A retiree who spent more than $1 million in a 401(k) could be on the hook for $2,800 in taxes if he were to sell the asset.
But the Internal Revenue Service (IRS) is warning against that scenario, saying that such a scenario could be difficult to prove, and that the money could be subject to the 5% estate tax if it were to be sold in the future.
The Treasury Department’s Office of Tax Analysis (OTTA) issued a warning in its report to Congress last month about how much tax would be owed if an investor sold their 401(ks) in the event of a sale.
The report said that if a 401k account was sold in a year, then the taxpayer would owe a tax of 5% of the sale price.
But if it was sold two years later, then it would owe the tax on the difference between the initial price and the sale amount.
“Taxpayers should not sell investments to avoid estate tax liability.
Instead, they should consider selling investments to offset their taxable estate, as appropriate, to avoid tax liability for tax years in which they are not able to sell their investments,” said the IRS in its warning.
If a 401 (k) is sold in your lifetime and you were born in 1941 or later, the IRS says you would owe an estate tax of 10% on any gain from the sale.
But that figure would be adjusted annually for inflation.

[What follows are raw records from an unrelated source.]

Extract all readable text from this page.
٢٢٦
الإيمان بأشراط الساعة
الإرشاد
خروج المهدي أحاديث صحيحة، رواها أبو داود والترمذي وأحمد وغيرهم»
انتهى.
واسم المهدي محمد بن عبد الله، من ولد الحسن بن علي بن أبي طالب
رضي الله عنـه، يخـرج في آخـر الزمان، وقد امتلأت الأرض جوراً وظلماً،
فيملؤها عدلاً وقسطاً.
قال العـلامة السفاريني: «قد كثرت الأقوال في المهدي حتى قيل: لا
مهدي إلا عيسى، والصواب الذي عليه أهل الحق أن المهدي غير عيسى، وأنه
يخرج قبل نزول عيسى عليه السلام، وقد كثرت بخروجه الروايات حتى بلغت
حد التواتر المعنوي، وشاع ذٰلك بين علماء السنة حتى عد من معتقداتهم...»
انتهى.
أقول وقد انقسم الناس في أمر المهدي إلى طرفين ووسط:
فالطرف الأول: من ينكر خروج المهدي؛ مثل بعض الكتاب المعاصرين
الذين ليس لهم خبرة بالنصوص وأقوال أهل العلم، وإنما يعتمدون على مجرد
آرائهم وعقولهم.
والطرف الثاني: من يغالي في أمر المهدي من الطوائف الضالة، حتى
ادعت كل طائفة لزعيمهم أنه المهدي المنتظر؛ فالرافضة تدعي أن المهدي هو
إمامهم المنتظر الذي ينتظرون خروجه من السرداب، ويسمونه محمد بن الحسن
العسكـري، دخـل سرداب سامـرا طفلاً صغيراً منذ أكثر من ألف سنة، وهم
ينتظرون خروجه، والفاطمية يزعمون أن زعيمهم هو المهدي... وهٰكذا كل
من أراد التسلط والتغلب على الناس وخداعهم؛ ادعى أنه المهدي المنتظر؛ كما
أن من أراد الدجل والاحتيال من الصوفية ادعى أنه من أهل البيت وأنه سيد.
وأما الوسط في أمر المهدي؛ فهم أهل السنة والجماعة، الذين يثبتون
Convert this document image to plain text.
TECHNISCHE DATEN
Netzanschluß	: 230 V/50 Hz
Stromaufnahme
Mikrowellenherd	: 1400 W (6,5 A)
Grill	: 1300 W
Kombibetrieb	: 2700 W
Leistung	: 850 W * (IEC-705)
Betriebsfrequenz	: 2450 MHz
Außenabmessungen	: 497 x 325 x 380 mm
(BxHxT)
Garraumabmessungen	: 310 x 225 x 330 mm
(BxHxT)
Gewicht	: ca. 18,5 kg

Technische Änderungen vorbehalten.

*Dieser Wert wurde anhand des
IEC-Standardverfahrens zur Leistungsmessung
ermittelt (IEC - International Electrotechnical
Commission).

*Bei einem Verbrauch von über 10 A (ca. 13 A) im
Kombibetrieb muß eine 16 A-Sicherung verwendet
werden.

If you were in your 40s and you bought a $10,000 investment, the tax would start at $5,400 and increase to $12,100 over 40 years.
If the 401(kk) is bought for $10 million or more, the figure would jump to $14,400 over 40 year, but would increase to at least $30,100 if it’s sold for $30 million.
In addition to that, if you had no children when you sold the 401k, then you’d owe an additional tax of $1.6 million.
If your 401k is sold for more than the value of the asset, then a tax on gains would be due.
But a tax would not be due if you sold it for less than the price of the investment.
The OTA’s warning comes as the administration tries to put together a new tax code.
It has already proposed a 15% excise tax on “pass-through” businesses, which include LLCs and partnerships.
It has also proposed a new 10% rate for income above $1 billion, which would apply to “pass through” businesses and individuals who make more than about $10.5 million.
The tax plan also proposes a new 12% surcharge on investments in companies with more than 50 employees, which could raise $1 trillion in new revenue.
In the meantime, a number of tax experts are urging investors to buy shares in companies in which their money is invested and avoid tax.